Can his love stop her homicidal urges? Dig the scene where the two spend the day at the local park, he with his typewriter, she with her paints and canvas. When she’s about to paint another twisted masterpiece, he grabs a fresh canvas and draws stick figures of a man, a woman and some kids… see, Liz, it’s just that easy to let go of the past!

Ben happens to be friends with the cop assigned to the murders, and he agrees to act as decoy since the killer is only targeting “pretty men.” (Thourlby, it should be noted, also produced the film.) This involves hitting on every woman he sees, one of whom happens to be a young Rue McClanahan (billed as “Rhue”), who plays a drunken floozy trying to make her man jealous.
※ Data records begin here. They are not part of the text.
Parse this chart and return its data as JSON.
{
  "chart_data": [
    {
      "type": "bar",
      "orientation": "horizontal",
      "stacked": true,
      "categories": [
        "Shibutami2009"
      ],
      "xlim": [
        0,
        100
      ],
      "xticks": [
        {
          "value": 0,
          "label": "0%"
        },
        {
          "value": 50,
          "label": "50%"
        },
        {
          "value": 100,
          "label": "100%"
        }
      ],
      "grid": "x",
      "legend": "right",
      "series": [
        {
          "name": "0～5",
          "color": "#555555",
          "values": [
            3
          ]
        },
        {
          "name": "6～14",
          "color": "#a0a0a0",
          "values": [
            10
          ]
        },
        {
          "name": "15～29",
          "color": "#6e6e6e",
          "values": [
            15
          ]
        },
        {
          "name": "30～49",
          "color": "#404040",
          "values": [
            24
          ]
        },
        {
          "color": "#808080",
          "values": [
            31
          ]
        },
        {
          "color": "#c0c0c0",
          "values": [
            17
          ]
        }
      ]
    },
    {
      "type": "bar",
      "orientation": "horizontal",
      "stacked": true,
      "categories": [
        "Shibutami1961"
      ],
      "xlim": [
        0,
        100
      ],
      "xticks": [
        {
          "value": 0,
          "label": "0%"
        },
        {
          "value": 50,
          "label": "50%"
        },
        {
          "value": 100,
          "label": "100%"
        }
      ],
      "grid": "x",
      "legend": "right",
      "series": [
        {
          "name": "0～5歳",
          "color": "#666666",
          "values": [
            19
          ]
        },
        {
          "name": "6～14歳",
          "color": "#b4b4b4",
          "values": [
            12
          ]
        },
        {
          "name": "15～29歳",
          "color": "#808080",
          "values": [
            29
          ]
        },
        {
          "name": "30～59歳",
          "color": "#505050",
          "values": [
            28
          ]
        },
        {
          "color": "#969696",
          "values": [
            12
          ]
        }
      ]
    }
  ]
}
She ends up hauled away in a police car, kicking and screaming.

Once Ben guesses the truth about Liz, she attempts to flee, jumping on Angel’s Flight: In what is surely the most-rushed ending ever filmed, she miscalculates and (presumably) falls to her death.

Apparently, the production was busted for filming without a permit and abruptly shut down.

For more on Bunker Hill, including its real-life serial killer, visit Nathan Marsak’s site.


As for Angels’ Flight, the historic railway itself, it remains shut down due to safety issues. You can still visit it at 351 South Hill Street in downtown Los Angeles.